Although there have been occasional reports of improved response with greater doses of irradiation for unresected brain metastases, dose escalation has not been systematically studied in a cohort of patients with solitary brain metastasis. The current study examines this group of patients to evaluate dose escalation using accelerated hyperfractionated radiation therapy (XRT) with regard to survival, patterns of failure, and toxicity.

METHOD

Radiation Therapy Oncology Group (RTOG) 85-28, a Phase I/II randomized trial of accelerated hyperfractionated XRT for patients with unresected supratentorial brain metastases, enrolled 153 patients with solitary brain metastasis. Whole brain dose was 32 Gray (Gy) administered in 1.6 Gy fractions twice a day with an interfraction interval of 4-8 hours. Boost dose was escalated to total doses of 48.0, 54.4, 64.0, and 70.4 Gy.

RESULTS

Acute and late toxicities were acceptable. The median survival time and 1-year survival rates were 4.9 months and 20% at 48 Gy; 5.4 months and 33% at 54.4 Gy; 7.2 months and 28% at 64 Gy; and 8.2 months and 37% at 70.4 Gy, respectively.
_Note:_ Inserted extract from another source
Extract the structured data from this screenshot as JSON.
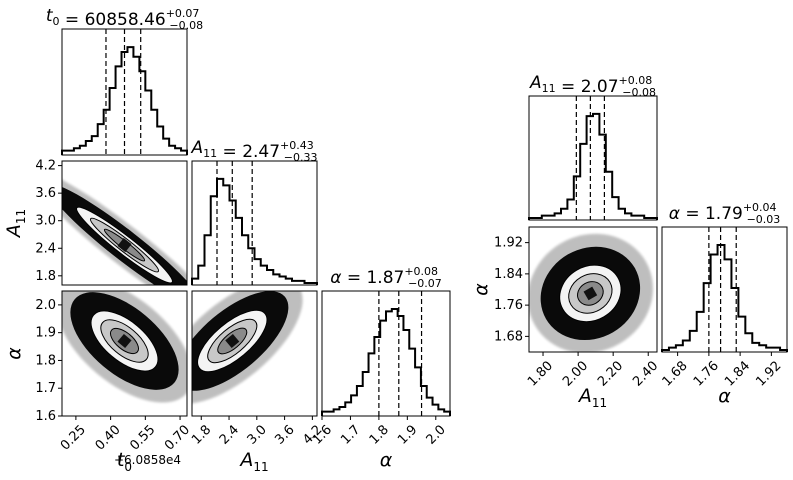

Comparison of the upper three dose treatment arms to the 48 Gy treatment arm revealed a superior survival time with doses of 54.4 Gy and greater (P = 0.05). Improvement in neurologic function appeared to increase with dose escalation, with 25% of patients experiencing improvement at doses of 48 Gy, 38% at 54.4 Gy, 50% at 64 Gy, and 63% at 70.4 Gy (P = not significant).

CONCLUSION

A radiation dose response for survival time appears to exist with the use of accelerated hyperfractionated XRT for patients with unresected solitary brain metastasis.